ABIDJAN, (Reuters) – Long queues formed outside banks  in Ivory Coast’s main city, Abidjan, yesterday as Ivorians  rushed to withdraw their cash from a banking system that has  been paralysed by the country’s post-election power struggle. In the first sign of an anticipated run on the banks in the  world’s top cocoa grower, nervous account holders hoarded money  as cash machines ran dry and banks limited withdrawals.

Ivory Coast has been in turmoil since a disputed Nov. 28  poll between incumbent Laurent Gbagbo and his rival Alassane  Ouattara, widely recognised as winner of a poll that Gbagbo has  been internationally condemned for refusing to concede.

Standard Chartered became the latest international bank to  suspend operations in Ivory Coast, bringing the total to four.

Other banks are expected to follow. Liquidity has dried up  since West Africa’s central bank cut Gbagbo’s access to state  accounts and he responded by seizing its Abidjan branch.

“I’ve come to the bank because I need to get my money out as  soon as possible,” said Koni Mamadou, a 40-year-old trader in a  shiny silk robe, mark of West Africa’s affluent middle classes.

“We’re all afraid because you never know what will happen  next,” he added, waiting in a line of 50 or 60 people outside a  branch of Ecobank in Abidjan’s leafy Deux Plateaux suburb.

Some jostled at the front as a security guard held them  back, a scene repeated at banks across the lagoon-side city.

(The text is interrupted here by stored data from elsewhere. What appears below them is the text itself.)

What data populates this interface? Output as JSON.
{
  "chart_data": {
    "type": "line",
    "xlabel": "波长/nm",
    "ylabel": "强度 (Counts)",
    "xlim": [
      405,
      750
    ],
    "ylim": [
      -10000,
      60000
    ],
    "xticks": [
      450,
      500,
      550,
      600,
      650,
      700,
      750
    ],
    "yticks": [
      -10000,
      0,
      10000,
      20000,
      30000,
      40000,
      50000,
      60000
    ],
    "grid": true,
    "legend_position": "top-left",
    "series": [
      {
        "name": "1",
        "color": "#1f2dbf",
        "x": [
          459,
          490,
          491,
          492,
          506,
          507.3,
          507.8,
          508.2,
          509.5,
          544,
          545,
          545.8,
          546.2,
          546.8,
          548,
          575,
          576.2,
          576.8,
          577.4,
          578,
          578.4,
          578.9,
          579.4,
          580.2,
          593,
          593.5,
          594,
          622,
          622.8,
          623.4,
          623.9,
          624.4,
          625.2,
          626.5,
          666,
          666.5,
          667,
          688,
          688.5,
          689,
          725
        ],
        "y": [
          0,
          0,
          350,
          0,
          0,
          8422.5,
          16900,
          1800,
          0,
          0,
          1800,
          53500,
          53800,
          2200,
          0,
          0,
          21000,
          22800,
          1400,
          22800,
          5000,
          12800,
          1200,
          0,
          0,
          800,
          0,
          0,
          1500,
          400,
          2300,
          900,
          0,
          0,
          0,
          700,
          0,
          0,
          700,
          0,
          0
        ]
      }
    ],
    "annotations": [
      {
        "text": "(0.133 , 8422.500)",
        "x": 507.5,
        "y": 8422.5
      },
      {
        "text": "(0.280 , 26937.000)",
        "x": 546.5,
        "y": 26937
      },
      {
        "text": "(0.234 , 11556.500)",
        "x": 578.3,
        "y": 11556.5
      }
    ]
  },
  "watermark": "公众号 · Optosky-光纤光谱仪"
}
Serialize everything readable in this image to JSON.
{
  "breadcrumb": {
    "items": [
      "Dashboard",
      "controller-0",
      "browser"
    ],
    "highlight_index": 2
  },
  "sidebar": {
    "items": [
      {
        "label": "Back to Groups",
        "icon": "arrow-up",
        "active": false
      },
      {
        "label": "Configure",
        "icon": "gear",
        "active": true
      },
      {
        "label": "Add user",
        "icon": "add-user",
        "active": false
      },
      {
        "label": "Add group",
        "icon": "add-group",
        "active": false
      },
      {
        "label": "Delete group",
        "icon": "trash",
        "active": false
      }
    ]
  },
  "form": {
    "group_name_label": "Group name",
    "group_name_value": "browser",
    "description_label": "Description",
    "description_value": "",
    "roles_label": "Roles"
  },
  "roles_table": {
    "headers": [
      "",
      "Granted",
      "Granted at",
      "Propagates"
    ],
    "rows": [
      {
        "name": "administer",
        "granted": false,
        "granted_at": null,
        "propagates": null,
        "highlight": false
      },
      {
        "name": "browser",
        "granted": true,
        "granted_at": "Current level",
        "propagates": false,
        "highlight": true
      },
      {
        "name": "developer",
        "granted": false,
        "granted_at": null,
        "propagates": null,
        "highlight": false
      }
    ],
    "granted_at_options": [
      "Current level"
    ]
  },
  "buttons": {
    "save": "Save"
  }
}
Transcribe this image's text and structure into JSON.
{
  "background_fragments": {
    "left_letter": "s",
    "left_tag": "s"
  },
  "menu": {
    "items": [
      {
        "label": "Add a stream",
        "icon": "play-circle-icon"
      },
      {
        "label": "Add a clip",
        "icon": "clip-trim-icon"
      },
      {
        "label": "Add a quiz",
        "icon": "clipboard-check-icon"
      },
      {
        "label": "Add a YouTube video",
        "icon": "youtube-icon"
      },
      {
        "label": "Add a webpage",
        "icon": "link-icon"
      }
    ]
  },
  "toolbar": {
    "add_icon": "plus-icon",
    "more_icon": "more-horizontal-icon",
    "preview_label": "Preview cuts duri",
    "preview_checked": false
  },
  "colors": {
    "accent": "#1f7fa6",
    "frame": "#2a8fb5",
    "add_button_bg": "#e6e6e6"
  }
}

Ecobank limited withdrawals to 1 million CFA ($2,000) a day.  “As you can see, we are swamped by clients. People .. are coming  to empty their accounts,” said one of the bank’s managers.

U.N.-certified election results showed Ouattara won the  poll, but a pro-Gbagbo legal body reversed the decision and  declared the incumbent winner, stirring international outrage.

“WE AWAIT THEIR RETURN”

Sanctions on his camp and backers like ports and cocoa  administrators are biting, and Gbagbo has sought a parallel bank  clearing system to replace the regional central bank one.

French bank BNP Paribas’s Ivorian unit, the second biggest  bank, and Citibank suspended operations on Monday, on security  fears and difficulties operating. Gbagbo’s government has threatened to take them to court.

Nigeria’s Access Bank and Standard Chartered said they had  followed suit yesterday. Bankers had privately reported death threats and invasions  of bank buildings by soldiers to intimidate them.

But in a sign the Gbagbo government’s may have been unnerved  by the banking exodus, planning minister Justin Kone rowed back  on insisting banks clear cheques through their system — some  banks had refused, to comply with EU and U.S. sanctions  forbidding cooperation with Gbagbo’s government.

“Because they say that this would reassure them, we say go  ahead then,” he said, explicitly mentioning BNP Paribas. “For  us, there is one system — (our) multilateral one, but those who  want to do clearing bilaterally, we can make concessions.”